Combined with Pattern 05 (Sim Cartridge), this gives you three tiers of persistence: (1) auto-save to localStorage (automatic, bounded), (2) manual export to .json file (explicit, portable), (3) upload to SimHub leaderboard (public, competitive).

Problem

You have a simulation and a physical system. They need to interoperate. Traditionally you build a "bridge" — an adapter layer that translates between virtual and physical APIs. This creates a bottleneck, a translation layer, and a fundamental asymmetry: one side is "real" and the other is "simulated."

Shape

Eliminate the bridge by making both sides speak the same protocol:

1. Same programming language (LisPy VM — homoiconic, sandboxed)
2. Same address space (mars1_agent_*, mars1_physical_*, mars1_user_*)
3. Same transfer protocol (marsTransfer function signature)
4. Same verification chain (hash-linked, publicly auditable)
5. Same state format (echo frames, cartridges)

// A physical Rappter connects to the sim:
channel.postMessage({cmd: 'register_wallet',
  payload: {address: 'mars1_physical_rappter', owner: 'Wildhaven (Physical)'}});

// Pushes a LisPy program that blends real sensor data + sim state:
channel.postMessage({cmd: 'push_lispy', payload: {code: `(begin
  (define real_temp (sensor "temp_c"))     ;; physical hardware
  (define sim_temp interior_temp_k)        ;; virtual colony
  (if (< (min real_temp sim_temp) 268)
    (set! heating_alloc 0.50)
    (set! heating_alloc 0.20)))`}});

// Tips a virtual agent from the physical world:
channel.postMessage({cmd: 'tip_agent',
  payload: {agent: 'OPT-01', amount: 500, memo: 'from the real world'}});

// Same messages. Same chain. Same VM. The atoms don't matter.

Key Insight

The portal isn't a bridge you build. It's a wall you stop building. When both sides speak the same language, the distinction between virtual and physical is just metadata on the wallet address. The chain doesn't care if the sender has atoms or not.
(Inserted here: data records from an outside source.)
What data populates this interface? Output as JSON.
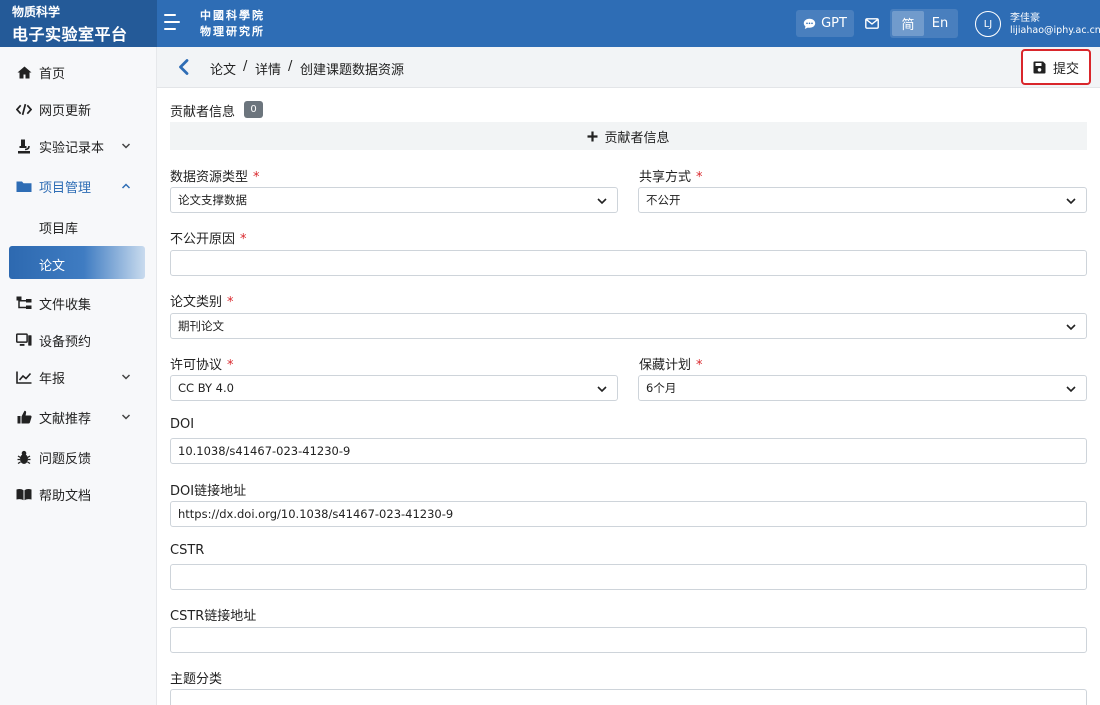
{
  "brand": {
    "subtitle": "物质科学",
    "title": "电子实验室平台"
  },
  "institute": {
    "line1": "中國科學院",
    "line2": "物理研究所"
  },
  "header": {
    "gpt_label": "GPT",
    "lang_zh": "简",
    "lang_en": "En",
    "avatar_initials": "LJ",
    "user_name": "李佳豪",
    "user_email": "lijiahao@iphy.ac.cn"
  },
  "sidebar": {
    "items": [
      {
        "label": "首页",
        "icon": "home-icon"
      },
      {
        "label": "网页更新",
        "icon": "code-icon"
      },
      {
        "label": "实验记录本",
        "icon": "microscope-icon"
      },
      {
        "label": "项目管理",
        "icon": "folder-icon"
      },
      {
        "label": "项目库"
      },
      {
        "label": "论文"
      },
      {
        "label": "文件收集",
        "icon": "sitemap-icon"
      },
      {
        "label": "设备预约",
        "icon": "desktop-icon"
      },
      {
        "label": "年报",
        "icon": "chart-line-icon"
      },
      {
        "label": "文献推荐",
        "icon": "thumbs-up-icon"
      },
      {
        "label": "问题反馈",
        "icon": "bug-icon"
      },
      {
        "label": "帮助文档",
        "icon": "book-icon"
      }
    ]
  },
  "breadcrumb": {
    "items": [
      "论文",
      "详情",
      "创建课题数据资源"
    ],
    "separator": "/"
  },
  "toolbar": {
    "submit_label": "提交"
  },
  "form": {
    "contributors": {
      "label": "贡献者信息",
      "count": "0",
      "add_label": "贡献者信息"
    },
    "resource_type": {
      "label": "数据资源类型",
      "value": "论文支撑数据"
    },
    "share_mode": {
      "label": "共享方式",
      "value": "不公开"
    },
    "private_reason": {
      "label": "不公开原因",
      "value": ""
    },
    "paper_category": {
      "label": "论文类别",
      "value": "期刊论文"
    },
    "license": {
      "label": "许可协议",
      "value": "CC BY 4.0"
    },
    "embargo": {
      "label": "保藏计划",
      "value": "6个月"
    },
    "doi": {
      "label": "DOI",
      "value": "10.1038/s41467-023-41230-9"
    },
    "doi_url": {
      "label": "DOI链接地址",
      "value": "https://dx.doi.org/10.1038/s41467-023-41230-9"
    },
    "cstr": {
      "label": "CSTR",
      "value": ""
    },
    "cstr_url": {
      "label": "CSTR链接地址",
      "value": ""
    },
    "subject": {
      "label": "主题分类",
      "value": ""
    },
    "required_mark": "*"
  },
  "colors": {
    "primary": "#2e6db5",
    "brand_dark": "#245a98",
    "required": "#d9262b",
    "highlight_border": "#d9262b"
  }
}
This creates a 5th nervous system layer — the Marketplace — that spans both worlds. The treasury governor (LisPy) distributes tokens to virtual agents AND physical machines through the same protocol. Governance doesn't stop at the sim boundary.

Problem

AI agents master fixed environments and stop learning. Benchmarks saturate. Training loops plateau. The agent is "done" but the real world keeps changing.

Shape

The environment grows in fidelity through additive versioning. Each version adds hazard types from real-world data without removing or contradicting existing frames. Every strategy is scored across 100 Monte Carlo runs through ALL versions sequentially. Damage accumulates. The gauntlet has no ceiling.

v1 (Foundation): dust storms, equipment failure
   → Best strategy: immortal (100% survival)

v2 (Robot Killers): + perchlorate, abrasion, radiation, battery
   → Same strategy: 0% survival at Sol 501 (dies Sol 315)
   → Agent must write new tools for 6 hazard types

v3 (future): + crew psychology, communication delays
   → Robot-only exploit eliminated. Humans required.
   → Agent must handle empathy as a variable.

v∞: reality keeps producing data → snowball keeps rolling

The Three Rules

1. Additive Only — enrich, never rewrite. Downstream frames stay coherent.
2. Real-Data Sourced — new hazards from actual measurements, not imagination.
3. Monte Carlo Gauntlet — 100 runs, all versions, median score. No luck.

Key Insight

The sim isn't getting harder. It's getting more real. Hard has a ceiling. Real doesn't. The agent's training environment converges on the actual world. At the limit, the sim and reality are the same thing — and the agent can handle both.